Anirudh RegidiOct 07, 2017 13:36:07 IST
Gaming mice come in all shapes and sizes and sometimes it’s a matter of luck as to whether you get the perfect mouse for your needs. For a gamer of any stripe, ergonomics are important.
When looking for a comfortable mouse, you have a few options:
You can find some way to experience some gaming mice for yourself, something that’s not always easy,
You can splurge some cash on a bunch of difference mice and spend years finding the perfect fit
You can buy an exorbitantly-priced mouse like the Razer Ouroboros (for Rs 12,000+) and sit and customise it to your taste.
You might get lucky and find a mouse that’s perfect from the get go.
Or, you might want to pick up the ASUS ROG Strix Evolve and save yourself a tonne of cash and a headache.
ASUS describes the Evolve as an “Aura RGB USB wired optical ergonomic ambidextrous gaming mouse.” That’s a lot of complicated words, but they’re not all marketing mumbo-jumbo.
Aura RGB refers to the fact that the mouse supports RGB lighting modes and that it’ll use Aura Sync to sync said modes with ASUS Aura supported peripherals and components. This is simply a cosmetic feature, and unlike the Gladius II that we recently reviewed, the Evolve’s RGB lighting is quite muted.
The “wired” and “optical” bits are, of course, self-explanatory. The optical sensor in this case is a 7,200 DPI unit that can handle 30 g of acceleration and track at 150 IPS. It’s not the best sensor around, but at it’s price, it’s certainly good enough. Personally, I prefer playing with my mouse set to around 800 DPI anyway.
At the time I was testing this mouse, I had three others with me, including the Razer DeathAdder, the Logitech G502 and the ASUS ROG Gladius II. In this company, and only on paper, my aging DeathAdder has the worst sensor and is followed by the Strix Evolve with the second worst sensor.
In testing, however, I found no discernible difference between the tracking quality of any of these mice. All of them performed admirably, tracked precisely and never made the cursor jump around.
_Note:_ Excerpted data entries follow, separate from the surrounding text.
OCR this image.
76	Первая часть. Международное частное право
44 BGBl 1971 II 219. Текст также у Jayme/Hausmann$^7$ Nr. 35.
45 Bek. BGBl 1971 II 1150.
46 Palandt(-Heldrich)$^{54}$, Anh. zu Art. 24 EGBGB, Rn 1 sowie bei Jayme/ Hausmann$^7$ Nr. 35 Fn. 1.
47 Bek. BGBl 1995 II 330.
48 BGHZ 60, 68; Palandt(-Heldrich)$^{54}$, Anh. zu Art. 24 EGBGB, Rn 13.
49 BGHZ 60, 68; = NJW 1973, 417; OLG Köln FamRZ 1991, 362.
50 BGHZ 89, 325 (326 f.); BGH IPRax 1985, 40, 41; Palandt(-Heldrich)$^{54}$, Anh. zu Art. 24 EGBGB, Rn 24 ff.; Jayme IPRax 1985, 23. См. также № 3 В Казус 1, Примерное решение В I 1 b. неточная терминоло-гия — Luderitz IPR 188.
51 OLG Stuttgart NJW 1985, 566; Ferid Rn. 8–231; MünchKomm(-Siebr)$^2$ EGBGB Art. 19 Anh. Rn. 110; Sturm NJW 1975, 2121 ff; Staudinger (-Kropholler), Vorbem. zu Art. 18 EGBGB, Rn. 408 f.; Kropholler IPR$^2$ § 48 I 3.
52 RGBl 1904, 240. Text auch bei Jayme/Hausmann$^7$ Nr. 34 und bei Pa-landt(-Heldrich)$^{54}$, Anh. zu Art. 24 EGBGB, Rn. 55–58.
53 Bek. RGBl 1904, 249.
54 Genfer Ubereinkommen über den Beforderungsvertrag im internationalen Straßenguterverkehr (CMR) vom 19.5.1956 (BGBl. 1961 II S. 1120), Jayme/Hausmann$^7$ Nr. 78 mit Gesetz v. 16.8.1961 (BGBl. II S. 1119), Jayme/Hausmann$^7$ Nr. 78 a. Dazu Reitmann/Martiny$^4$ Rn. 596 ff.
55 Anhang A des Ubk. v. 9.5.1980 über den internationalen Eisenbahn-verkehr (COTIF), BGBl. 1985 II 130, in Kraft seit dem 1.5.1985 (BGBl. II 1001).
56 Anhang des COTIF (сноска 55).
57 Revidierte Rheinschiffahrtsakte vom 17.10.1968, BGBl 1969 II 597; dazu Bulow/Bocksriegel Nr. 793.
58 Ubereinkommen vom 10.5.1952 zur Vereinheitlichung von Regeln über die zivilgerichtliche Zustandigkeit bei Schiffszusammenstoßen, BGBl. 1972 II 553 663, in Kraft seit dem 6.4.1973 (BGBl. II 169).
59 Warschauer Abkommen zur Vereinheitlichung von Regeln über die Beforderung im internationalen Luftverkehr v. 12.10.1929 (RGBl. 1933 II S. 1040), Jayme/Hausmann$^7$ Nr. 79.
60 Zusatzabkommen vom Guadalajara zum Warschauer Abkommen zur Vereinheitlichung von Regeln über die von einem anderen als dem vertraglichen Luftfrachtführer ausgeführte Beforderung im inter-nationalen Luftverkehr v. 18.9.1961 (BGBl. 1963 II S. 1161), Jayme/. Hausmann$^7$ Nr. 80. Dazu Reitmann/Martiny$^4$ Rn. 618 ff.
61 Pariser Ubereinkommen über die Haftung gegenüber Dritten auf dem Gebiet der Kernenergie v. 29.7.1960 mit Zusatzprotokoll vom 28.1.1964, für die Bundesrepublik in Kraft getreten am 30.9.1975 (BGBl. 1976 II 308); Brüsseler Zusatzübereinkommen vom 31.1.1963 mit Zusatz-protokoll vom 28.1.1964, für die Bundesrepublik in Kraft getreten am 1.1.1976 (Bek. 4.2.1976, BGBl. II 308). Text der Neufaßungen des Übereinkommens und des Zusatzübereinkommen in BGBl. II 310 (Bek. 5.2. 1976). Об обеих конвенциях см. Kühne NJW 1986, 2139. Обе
Unless you know you need more than 7,200 DPI, the Strix has you covered.
It’s at the “ambidextrous” and “ergonomic” bits of the description that things get interesting. This mouse can change shells.
The core of the mouse is symmetrical. You get the same button layout on either side and neither side is higher or lower than the other. On this core, ASUS gives you the option to attach covers. In the box, you get a high-profile cover and a low-profile cover and you can mix and match these as you prefer.
If you use two-low profile covers or two-high-profile covers, you get an ambidextrous mouse that suits your taste. If you use a high profile one on the left and a low-profile one on the right, you get a right-handed, swap them and you get a left-handed mouse. In all, that’s four configurations for the mouse. This is a pretty neat feature, but to be perfectly honest, I don't see the value in it. Once I swapped panels to my liking, I completely forgot about the other options.
The rest of the hardware is just as good as we’ve come to expect from ASUS. The plastic is of good quality, the cable is braided (though not detachable, as on the Gladius II) and Omron switches sit under the left and right click areas.
The button layout includes left, right, scroll-wheel, middle-click, DPI, and left and right thumb buttons. In all, there are eight programmable buttons to play around with.
You can pick up a Strix Evolve for Rs 4,100 and it comes with a one-year warranty and it’s definitely worth it.
In this price range, there isn’t much competition anyway, so the Evolve is already a great deal. You can get a Razer DeathAdder 2013 for around Rs 4,600 if you really want to, and while I’m a huge fan of its ergonomics, these 2013 models did suffer from click issues and offer three buttons less. In fact, you don’t even get on-the-fly DPI adjustment.